Biography of HBC co-founder claims RBC Taylor Prize

Other Canadian history books receive multiple 2020 award nominations.

Written by Phil Koch

Posted April 27, 2020

Mark Bourrie’s Bush Runner: The Adventures of Pierre-Esprit Radisson was named the winner of the RBC Taylor Prize for excellence in literary non-fiction at an event held early in March.

It had earlier been announced that this would be the last edition of the Taylor Prize, initially awarded in 2000 in honour of Canadian writer Charles Taylor. Bourrie’s biography of Pierre-Esprit Radisson, a Hudson’s Bay Company co-founder, was excerpted in the June-July 2019 issue of Canada’s History magazine. You can read the excerpt online.
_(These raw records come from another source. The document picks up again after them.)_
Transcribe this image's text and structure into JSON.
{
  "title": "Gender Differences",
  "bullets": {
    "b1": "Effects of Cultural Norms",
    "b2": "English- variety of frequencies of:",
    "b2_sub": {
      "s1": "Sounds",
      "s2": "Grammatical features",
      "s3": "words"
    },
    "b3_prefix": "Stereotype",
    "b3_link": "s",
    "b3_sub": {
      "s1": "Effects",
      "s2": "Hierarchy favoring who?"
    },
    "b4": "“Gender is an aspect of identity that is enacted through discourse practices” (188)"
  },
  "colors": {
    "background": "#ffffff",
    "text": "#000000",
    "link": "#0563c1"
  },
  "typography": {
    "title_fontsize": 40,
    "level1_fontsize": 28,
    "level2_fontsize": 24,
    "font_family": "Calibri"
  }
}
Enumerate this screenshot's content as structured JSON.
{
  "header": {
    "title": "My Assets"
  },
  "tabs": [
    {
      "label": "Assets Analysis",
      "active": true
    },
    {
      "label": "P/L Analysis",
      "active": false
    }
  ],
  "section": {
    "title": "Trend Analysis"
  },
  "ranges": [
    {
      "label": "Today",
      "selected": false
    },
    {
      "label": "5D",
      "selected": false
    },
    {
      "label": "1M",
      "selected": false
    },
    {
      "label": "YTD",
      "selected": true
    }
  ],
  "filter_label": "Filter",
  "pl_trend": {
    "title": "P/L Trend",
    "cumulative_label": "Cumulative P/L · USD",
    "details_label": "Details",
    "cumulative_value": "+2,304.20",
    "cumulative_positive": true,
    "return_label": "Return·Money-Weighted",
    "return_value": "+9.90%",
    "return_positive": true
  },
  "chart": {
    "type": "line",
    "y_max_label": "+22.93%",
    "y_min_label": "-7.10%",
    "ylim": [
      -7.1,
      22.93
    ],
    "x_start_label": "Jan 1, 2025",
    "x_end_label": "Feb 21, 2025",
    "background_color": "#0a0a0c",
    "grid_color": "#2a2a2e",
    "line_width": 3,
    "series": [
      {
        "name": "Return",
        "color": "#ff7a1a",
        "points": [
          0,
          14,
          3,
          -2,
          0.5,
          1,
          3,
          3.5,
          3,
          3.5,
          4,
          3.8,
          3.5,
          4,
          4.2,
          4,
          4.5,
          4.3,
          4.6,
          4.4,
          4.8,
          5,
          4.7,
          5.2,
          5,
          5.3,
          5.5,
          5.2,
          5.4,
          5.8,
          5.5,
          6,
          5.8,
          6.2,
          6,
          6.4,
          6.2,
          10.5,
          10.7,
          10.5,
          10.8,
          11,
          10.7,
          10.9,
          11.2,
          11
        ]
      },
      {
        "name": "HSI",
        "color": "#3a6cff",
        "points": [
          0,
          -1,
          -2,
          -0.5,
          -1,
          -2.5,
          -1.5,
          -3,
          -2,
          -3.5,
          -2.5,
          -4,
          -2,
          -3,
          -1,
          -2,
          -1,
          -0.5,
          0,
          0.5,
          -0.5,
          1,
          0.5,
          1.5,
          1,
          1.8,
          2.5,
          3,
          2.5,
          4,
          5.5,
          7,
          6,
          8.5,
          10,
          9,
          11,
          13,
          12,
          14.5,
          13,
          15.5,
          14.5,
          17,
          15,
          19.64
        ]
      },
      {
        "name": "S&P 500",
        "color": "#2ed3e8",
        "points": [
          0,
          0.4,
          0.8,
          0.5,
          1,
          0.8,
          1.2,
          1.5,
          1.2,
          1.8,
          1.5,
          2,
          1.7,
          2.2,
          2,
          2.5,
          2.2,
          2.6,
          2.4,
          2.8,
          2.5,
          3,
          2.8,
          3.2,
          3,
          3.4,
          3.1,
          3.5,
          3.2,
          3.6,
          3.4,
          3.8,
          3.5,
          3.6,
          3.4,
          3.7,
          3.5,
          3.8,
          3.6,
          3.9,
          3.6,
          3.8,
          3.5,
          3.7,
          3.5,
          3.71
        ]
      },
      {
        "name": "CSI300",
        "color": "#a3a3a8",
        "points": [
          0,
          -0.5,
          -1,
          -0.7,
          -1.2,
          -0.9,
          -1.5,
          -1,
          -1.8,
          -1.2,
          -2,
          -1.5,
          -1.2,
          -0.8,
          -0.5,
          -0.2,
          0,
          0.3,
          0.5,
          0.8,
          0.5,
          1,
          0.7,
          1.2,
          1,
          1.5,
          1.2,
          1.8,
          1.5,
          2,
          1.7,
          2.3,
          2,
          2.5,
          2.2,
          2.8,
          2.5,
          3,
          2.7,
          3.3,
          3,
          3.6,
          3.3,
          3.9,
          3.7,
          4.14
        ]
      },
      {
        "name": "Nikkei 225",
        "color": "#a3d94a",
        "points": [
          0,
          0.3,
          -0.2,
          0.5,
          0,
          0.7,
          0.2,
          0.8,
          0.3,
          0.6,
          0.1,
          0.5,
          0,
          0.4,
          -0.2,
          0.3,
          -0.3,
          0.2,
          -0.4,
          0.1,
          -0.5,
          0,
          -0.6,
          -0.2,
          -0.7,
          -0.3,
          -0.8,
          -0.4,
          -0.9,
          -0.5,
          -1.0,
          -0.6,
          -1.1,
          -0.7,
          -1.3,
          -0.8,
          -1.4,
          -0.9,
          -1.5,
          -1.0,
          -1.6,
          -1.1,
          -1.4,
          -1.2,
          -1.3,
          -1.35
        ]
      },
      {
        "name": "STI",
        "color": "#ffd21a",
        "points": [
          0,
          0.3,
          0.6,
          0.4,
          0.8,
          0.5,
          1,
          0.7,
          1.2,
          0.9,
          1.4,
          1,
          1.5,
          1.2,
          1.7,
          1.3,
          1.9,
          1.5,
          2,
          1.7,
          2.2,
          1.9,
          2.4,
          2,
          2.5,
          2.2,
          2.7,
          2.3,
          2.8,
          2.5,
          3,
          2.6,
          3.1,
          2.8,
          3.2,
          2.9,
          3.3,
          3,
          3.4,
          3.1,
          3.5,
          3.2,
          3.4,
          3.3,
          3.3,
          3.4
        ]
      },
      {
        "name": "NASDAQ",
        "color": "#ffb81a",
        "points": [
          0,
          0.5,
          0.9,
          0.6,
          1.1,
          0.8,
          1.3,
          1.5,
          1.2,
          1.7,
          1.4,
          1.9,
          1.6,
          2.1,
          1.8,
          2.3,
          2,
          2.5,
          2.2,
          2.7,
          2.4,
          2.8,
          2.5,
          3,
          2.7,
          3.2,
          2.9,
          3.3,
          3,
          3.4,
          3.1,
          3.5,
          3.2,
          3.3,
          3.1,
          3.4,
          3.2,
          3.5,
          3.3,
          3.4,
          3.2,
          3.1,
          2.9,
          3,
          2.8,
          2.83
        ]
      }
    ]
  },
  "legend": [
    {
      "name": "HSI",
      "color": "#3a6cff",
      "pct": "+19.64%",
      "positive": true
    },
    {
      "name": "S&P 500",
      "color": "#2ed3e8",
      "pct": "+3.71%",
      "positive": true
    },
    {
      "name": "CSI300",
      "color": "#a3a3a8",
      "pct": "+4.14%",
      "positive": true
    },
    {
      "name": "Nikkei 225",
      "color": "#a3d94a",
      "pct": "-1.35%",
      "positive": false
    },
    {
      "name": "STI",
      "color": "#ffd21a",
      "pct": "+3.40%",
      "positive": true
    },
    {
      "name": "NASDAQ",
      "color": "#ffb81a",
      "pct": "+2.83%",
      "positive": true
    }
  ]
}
Early in April, finalists were announced for the 2020 J.W. Dafoe Book Prize for the best book on Canada, Canadians, or Canada’s place in the world — and they include three Canadian history titles: Canada on the United Nations Security Council: A Small Power on a Large Stage, by Adam Chapnick; The Good Fight: Marcel Cadieux and Canadian Diplomacy, by Brendan Kelly; and Moved by the State: Forced Relocation and Making a Good Life in Postwar Canada, by Tina Loo.

Meanwhile, the Canadian Historical Association has announced the finalists for the CHA Best Scholarly Book in Canadian History Prize, and Loo’s book Moved by the State is included on that list.

The other recognized books are: Radical Medicine: The International Origins of Socialized Health Care in Canada, by Esyllt W. Jones; Assembling Unity: Indigenous Politics, Gender, and the Union of BC Indian Chiefs, by Sarah A. Nickel; Wounded Feelings: Litigating Emotions in Quebec, 1870–1950, by Eric H. Reiter; Courtiers et entrepreneurs: Le courtage financier au Québec, 1867–1987, by Marc Vallières; and At the Bridge: James Teit and an Anthropology of Belonging, by Wendy Wickwire.

As always, Canadian history titles are well-represented at this year’s regional book prizes. Radical Medicine and At the Bridge have also been named finalists for regional book awards — the former in Manitoba and the latter in British Columbia. And Strangers in the House: A Prairie Story of Bigotry and Belonging, by Candace Savage, is a finalist for three awards in Saskatchewan.

Michael Layland’s In Nature’s Realm: Early Naturalists Explore Vancouver Island has won the Basil Stuart-Stubbs Prize for Outstanding Scholarly Book on British Columbia, while Diane Pinch received the George Ryga Award for Social Awareness in Literature for her book Passion & Persistence: Fifty Years of the Sierra Club in British Columbia.